Single by The Kinks

from the album Word of Mouth
- B-side: "Sold Me Out"
- Released: January 1985
- Recorded: 1984
- Studio: Konk Studios, London
- Genre: New wave
- Length: 4:16
- Label: Arista
- Songwriter: Dave Davies
- Producer: Ray Davies

The Kinks singles chronology
| "Do It Again" (1984) | "Living on a Thin Line" (1985) | "How Are You" (1986) |

= Living on a Thin Line =

"Living on a Thin Line" is a track written by Dave Davies and performed by the Kinks on their 1984 album, Word of Mouth.

==Background==
"Living on a Thin Line" is one of two songs on Word of Mouth written by Dave Davies (the other being "Guilty"). In his biography Kink, Dave Davies said that the track was influenced by the Kinks' long and difficult career, along with his hatred of politicians. The song was also influenced by the deterioration of English identity in the 20th century and Davies' longing for a return to "days of old".

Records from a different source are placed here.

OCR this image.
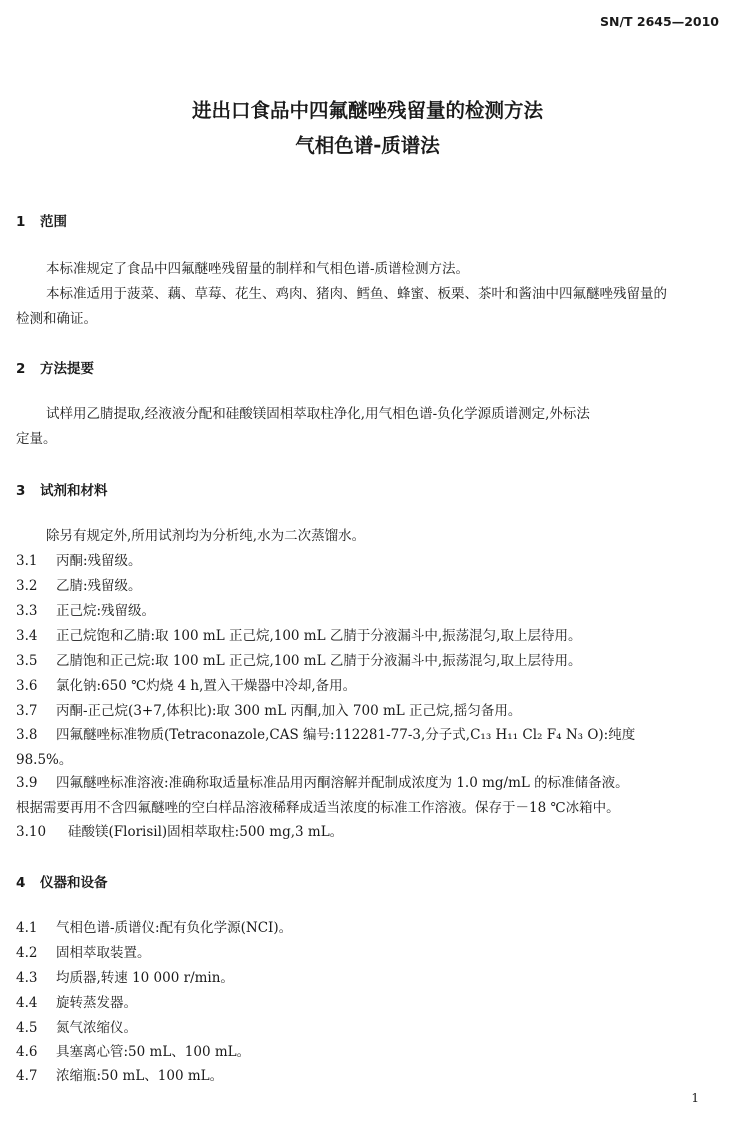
SN/T 2645—2010
进出口食品中四氟醚唑残留量的检测方法
气相色谱-质谱法
1 范围
本标准规定了食品中四氟醚唑残留量的制样和气相色谱-质谱检测方法。
本标准适用于菠菜、藕、草莓、花生、鸡肉、猪肉、鳕鱼、蜂蜜、板栗、茶叶和酱油中四氟醚唑残留量的
检测和确证。
2 方法提要
试样用乙腈提取,经液液分配和硅酸镁固相萃取柱净化,用气相色谱-负化学源质谱测定,外标法
定量。
3 试剂和材料
除另有规定外,所用试剂均为分析纯,水为二次蒸馏水。
3.1 丙酮:残留级。
3.2 乙腈:残留级。
3.3 正己烷:残留级。
3.4 正己烷饱和乙腈:取 100 mL 正己烷,100 mL 乙腈于分液漏斗中,振荡混匀,取上层待用。
3.5 乙腈饱和正己烷:取 100 mL 正己烷,100 mL 乙腈于分液漏斗中,振荡混匀,取上层待用。
3.6 氯化钠:650 ℃灼烧 4 h,置入干燥器中冷却,备用。
3.7 丙酮-正己烷(3+7,体积比):取 300 mL 丙酮,加入 700 mL 正己烷,摇匀备用。
3.8 四氟醚唑标准物质(Tetraconazole,CAS 编号:112281-77-3,分子式,C₁₃ H₁₁ Cl₂ F₄ N₃ O):纯度
98.5%。
3.9 四氟醚唑标准溶液:准确称取适量标准品用丙酮溶解并配制成浓度为 1.0 mg/mL 的标准储备液。
根据需要再用不含四氟醚唑的空白样品溶液稀释成适当浓度的标准工作溶液。保存于－18 ℃冰箱中。
3.10 硅酸镁(Florisil)固相萃取柱:500 mg,3 mL。
4 仪器和设备
4.1 气相色谱-质谱仪:配有负化学源(NCI)。
4.2 固相萃取装置。
4.3 均质器,转速 10 000 r/min。
4.4 旋转蒸发器。
4.5 氮气浓缩仪。
4.6 具塞离心管:50 mL、100 mL。
4.7 浓缩瓶:50 mL、100 mL。
1
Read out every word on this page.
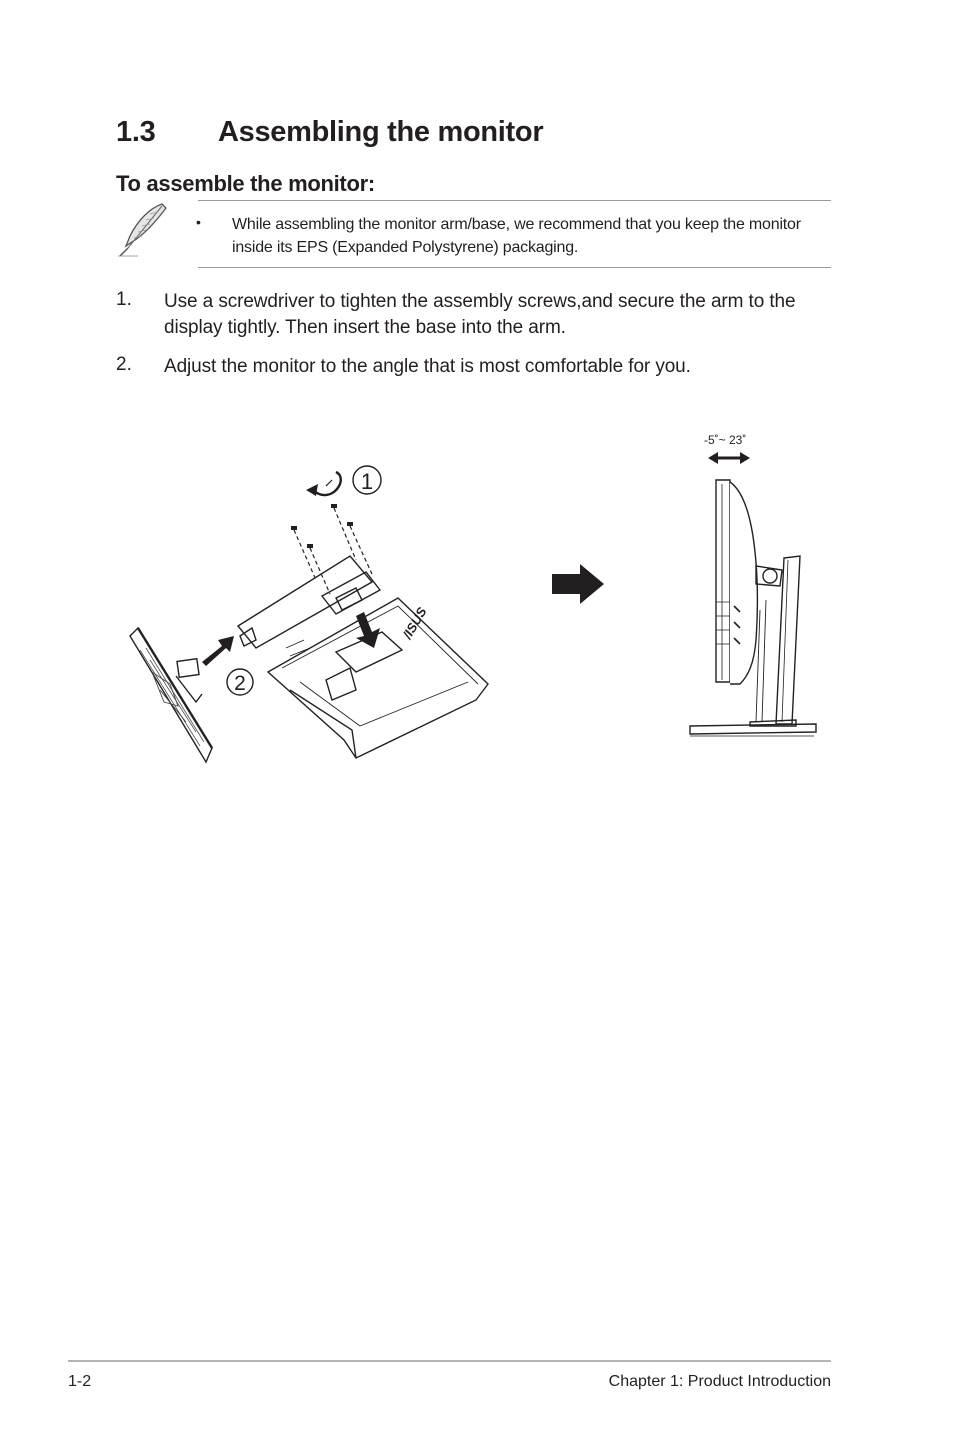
1.3 Assembling the monitor
To assemble the monitor:
• While assembling the monitor arm/base, we recommend that you keep the monitor inside its EPS (Expanded Polystyrene) packaging.
1. Use a screwdriver to tighten the assembly screws,and secure the arm to the display tightly. Then insert the base into the arm.
2. Adjust the monitor to the angle that is most comfortable for you.
2
/ISUS
1
-5˚~ 23˚
1-2	Chapter 1: Product Introduction
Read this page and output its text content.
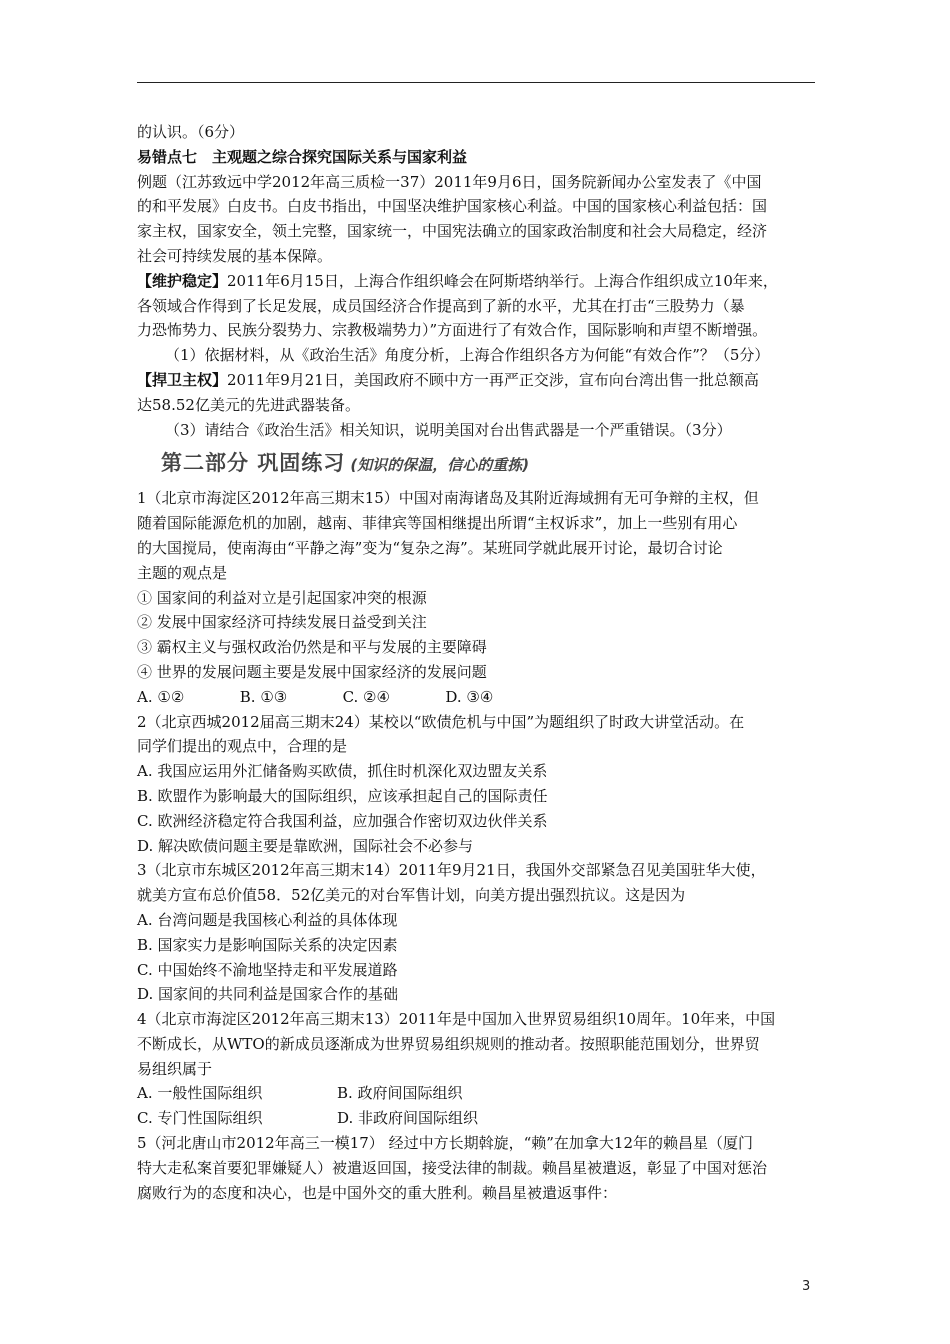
的认识。（6分）
易错点七　主观题之综合探究国际关系与国家利益
例题（江苏致远中学2012年高三质检一37）2011年9月6日，国务院新闻办公室发表了《中国
的和平发展》白皮书。白皮书指出，中国坚决维护国家核心利益。中国的国家核心利益包括：国
家主权，国家安全，领土完整，国家统一，中国宪法确立的国家政治制度和社会大局稳定，经济
社会可持续发展的基本保障。
【维护稳定】2011年6月15日，上海合作组织峰会在阿斯塔纳举行。上海合作组织成立10年来，
各领域合作得到了长足发展，成员国经济合作提高到了新的水平，尤其在打击“三股势力（暴
力恐怖势力、民族分裂势力、宗教极端势力）”方面进行了有效合作，国际影响和声望不断增强。
（1）依据材料，从《政治生活》角度分析，上海合作组织各方为何能“有效合作”？（5分）
【捍卫主权】2011年9月21日，美国政府不顾中方一再严正交涉，宣布向台湾出售一批总额高
达58.52亿美元的先进武器装备。
（3）请结合《政治生活》相关知识，说明美国对台出售武器是一个严重错误。（3分）
第二部分 巩固练习 (知识的保温，信心的重拣)
1（北京市海淀区2012年高三期末15）中国对南海诸岛及其附近海域拥有无可争辩的主权，但
随着国际能源危机的加剧，越南、菲律宾等国相继提出所谓“主权诉求”，加上一些别有用心
的大国搅局，使南海由“平静之海”变为“复杂之海”。某班同学就此展开讨论，最切合讨论
主题的观点是
① 国家间的利益对立是引起国家冲突的根源
② 发展中国家经济可持续发展日益受到关注
③ 霸权主义与强权政治仍然是和平与发展的主要障碍
④ 世界的发展问题主要是发展中国家经济的发展问题
A. ①②	B. ①③	C. ②④	D. ③④
2（北京西城2012届高三期末24）某校以“欧债危机与中国”为题组织了时政大讲堂活动。在
同学们提出的观点中，合理的是
A. 我国应运用外汇储备购买欧债，抓住时机深化双边盟友关系
B. 欧盟作为影响最大的国际组织，应该承担起自己的国际责任
C. 欧洲经济稳定符合我国利益，应加强合作密切双边伙伴关系
D. 解决欧债问题主要是靠欧洲，国际社会不必参与
3（北京市东城区2012年高三期末14）2011年9月21日，我国外交部紧急召见美国驻华大使，
就美方宣布总价值58．52亿美元的对台军售计划，向美方提出强烈抗议。这是因为
A. 台湾问题是我国核心利益的具体体现
B. 国家实力是影响国际关系的决定因素
C. 中国始终不渝地坚持走和平发展道路
D. 国家间的共同利益是国家合作的基础
4（北京市海淀区2012年高三期末13）2011年是中国加入世界贸易组织10周年。10年来，中国
不断成长，从WTO的新成员逐渐成为世界贸易组织规则的推动者。按照职能范围划分，世界贸
易组织属于
A. 一般性国际组织	B. 政府间国际组织
C. 专门性国际组织	D. 非政府间国际组织
5（河北唐山市2012年高三一模17） 经过中方长期斡旋，“赖”在加拿大12年的赖昌星（厦门
特大走私案首要犯罪嫌疑人）被遣返回国，接受法律的制裁。赖昌星被遣返，彰显了中国对惩治
腐败行为的态度和决心，也是中国外交的重大胜利。赖昌星被遣返事件：
3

Dave Davies originally intended for his brother and Kinks frontman Ray to sing the song, but Ray declined.

==Release==
"Living on a Thin Line" was first released on Word Of Mouth, but has since been released as a 12-inch promotional radio single (backed with "Sold Me Out") in America, and on numerous compilation albums, such as Come Dancing with the Kinks, Lost & Found (1986–1989), The Ultimate Collection, and Picture Book. The song has also been played live by both The Kinks and Dave Davies.

==Reception==
"Living on a Thin Line" has been praised as one of Dave Davies's greatest songs. David Fricke of Rolling Stone said that "in 'Living on a Thin Line' – a dark variation on Ray's own death-of-England's-glory songs – brooding, goose-stepping chords and moping Pink Floyd synths underscore the desperate effectiveness of Dave's nervous croon." Robert Christgau said, in his review of Come Dancing with The Kinks, that the track is the "second-best" on the album (to "Come Dancing"), and "'There's no England now,' he opines, which explains a lot."

The track is featured three times in a 2001 episode of The Sopranos, titled "University". Sopranos producer Terence Winter has said that it is the series' most asked-about song. The song was also used during the credits in the series finale of the HBO series Vice Principals.